Effect of SIMD'ing Node4 insert position search - laurynas-biveinis/unodb GitHub Wiki

Branch 1: baseline commit, patch.

  • micro_benchmark_n4 --benchmark_filter=insert.*unodb::db: 3% speedup to 3% slowdown
  • micro_benchmark_n16 --benchmark_filter=grow.*unodb::db: 3% to 0% slowdown

Branch 2 (_mm_cmple_epu8 with exact clamp): baseline commit, patch.

  • micro_benchmark_n4 --benchmark_filter=insert.*unodb::db: 1% to 5% speedup
  • micro_benchmark_n16 --benchmark_filter=grow.*unodb::db: 2% slowdown to 16% speedup

Branch 3: (@justinasvd version with __builtin_ctzl): baseline commit, patch.

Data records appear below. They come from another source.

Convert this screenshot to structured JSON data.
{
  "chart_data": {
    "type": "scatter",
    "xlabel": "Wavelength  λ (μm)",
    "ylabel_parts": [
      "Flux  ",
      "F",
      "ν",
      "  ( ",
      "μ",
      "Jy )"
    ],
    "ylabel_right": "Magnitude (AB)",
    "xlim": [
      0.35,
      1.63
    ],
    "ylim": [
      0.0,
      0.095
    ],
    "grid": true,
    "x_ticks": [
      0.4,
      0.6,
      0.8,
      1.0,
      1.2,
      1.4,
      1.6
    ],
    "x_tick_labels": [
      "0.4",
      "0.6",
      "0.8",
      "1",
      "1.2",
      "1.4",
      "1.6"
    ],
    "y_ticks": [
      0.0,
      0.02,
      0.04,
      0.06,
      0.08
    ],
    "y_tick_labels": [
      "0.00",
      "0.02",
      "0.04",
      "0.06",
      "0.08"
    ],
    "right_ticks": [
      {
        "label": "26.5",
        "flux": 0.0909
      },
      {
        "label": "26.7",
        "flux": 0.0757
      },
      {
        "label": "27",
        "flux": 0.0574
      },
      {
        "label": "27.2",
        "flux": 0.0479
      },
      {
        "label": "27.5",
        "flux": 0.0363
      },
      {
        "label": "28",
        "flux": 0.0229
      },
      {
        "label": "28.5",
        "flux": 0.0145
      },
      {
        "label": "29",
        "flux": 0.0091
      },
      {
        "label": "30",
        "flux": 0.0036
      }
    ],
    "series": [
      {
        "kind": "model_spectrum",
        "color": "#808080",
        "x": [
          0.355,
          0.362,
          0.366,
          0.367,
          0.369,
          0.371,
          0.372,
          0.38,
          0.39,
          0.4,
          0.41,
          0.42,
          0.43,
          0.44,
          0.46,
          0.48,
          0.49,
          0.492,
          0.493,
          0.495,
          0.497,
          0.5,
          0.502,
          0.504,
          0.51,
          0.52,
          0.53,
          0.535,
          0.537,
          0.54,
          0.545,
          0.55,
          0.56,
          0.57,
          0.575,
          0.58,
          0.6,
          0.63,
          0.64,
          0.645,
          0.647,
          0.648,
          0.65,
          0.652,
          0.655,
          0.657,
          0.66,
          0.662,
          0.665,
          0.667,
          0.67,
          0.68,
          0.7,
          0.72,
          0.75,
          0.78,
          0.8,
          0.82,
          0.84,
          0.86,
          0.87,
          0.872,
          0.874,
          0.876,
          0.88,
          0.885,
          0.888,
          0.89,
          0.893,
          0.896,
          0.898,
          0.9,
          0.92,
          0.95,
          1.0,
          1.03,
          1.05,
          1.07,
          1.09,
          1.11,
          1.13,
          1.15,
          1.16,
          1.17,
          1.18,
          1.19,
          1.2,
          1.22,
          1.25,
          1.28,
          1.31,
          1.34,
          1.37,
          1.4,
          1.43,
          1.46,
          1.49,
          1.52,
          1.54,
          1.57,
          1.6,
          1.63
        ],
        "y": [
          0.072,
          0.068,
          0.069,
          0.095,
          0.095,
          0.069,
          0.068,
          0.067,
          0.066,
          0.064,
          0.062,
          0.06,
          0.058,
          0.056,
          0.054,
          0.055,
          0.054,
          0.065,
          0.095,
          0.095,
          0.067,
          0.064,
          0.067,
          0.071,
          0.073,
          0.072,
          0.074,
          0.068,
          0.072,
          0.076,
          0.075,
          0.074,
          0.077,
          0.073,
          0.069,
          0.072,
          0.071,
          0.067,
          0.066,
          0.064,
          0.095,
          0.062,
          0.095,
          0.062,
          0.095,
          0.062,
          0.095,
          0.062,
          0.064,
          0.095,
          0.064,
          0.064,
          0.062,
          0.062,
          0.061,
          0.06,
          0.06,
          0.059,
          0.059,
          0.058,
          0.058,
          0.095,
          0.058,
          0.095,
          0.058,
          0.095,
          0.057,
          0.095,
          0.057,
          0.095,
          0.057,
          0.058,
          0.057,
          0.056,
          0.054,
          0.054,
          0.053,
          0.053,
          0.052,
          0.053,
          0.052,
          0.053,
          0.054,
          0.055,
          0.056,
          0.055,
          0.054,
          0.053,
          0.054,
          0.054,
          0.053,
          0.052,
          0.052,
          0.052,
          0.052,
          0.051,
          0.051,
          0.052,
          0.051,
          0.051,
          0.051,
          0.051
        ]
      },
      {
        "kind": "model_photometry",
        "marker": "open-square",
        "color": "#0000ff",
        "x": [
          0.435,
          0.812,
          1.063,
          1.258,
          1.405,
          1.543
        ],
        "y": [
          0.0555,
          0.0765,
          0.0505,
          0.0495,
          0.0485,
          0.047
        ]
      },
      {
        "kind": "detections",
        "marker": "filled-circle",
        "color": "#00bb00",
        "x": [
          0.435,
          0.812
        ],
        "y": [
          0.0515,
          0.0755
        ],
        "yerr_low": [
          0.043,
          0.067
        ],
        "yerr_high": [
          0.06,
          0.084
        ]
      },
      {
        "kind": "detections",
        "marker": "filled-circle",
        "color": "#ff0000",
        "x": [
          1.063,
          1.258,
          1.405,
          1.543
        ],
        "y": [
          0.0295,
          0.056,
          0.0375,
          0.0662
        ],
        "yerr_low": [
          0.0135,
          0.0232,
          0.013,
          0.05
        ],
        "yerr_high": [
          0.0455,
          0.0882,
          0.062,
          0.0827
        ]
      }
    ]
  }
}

  • micro_benchmark_n4 --benchmark_filter=insert.*unodb::db: 2% slowdown to 4% speedup
  • micro_benchmark_n16 --benchmark_filter=grow.*unodb::db: 4% to 0% slowdown

Branch 4 (jvd horizontal sum): baseline commit, patch

  • micro_benchmark_n4 --benchmark_filter=insert.*unodb::db: 1% slowdown to 3% speedup
  • micro_benchmark_n16 --benchmark_filter=grow.*unodb::db: 4% slowdown to 16% speedup

Branch 4 vs Branch 2:

  • micro_benchmark_n4 --benchmark_filter=insert.*unodb::db: 2% slowdown to 7% speedup
  • micro_benchmark_n16 --benchmark_filter=grow.*unodb::db: 1% slowdown to 1% speedup

All above branches are at Sandy Bridge level. Once support for later CPUs is added, check jvd bextr code.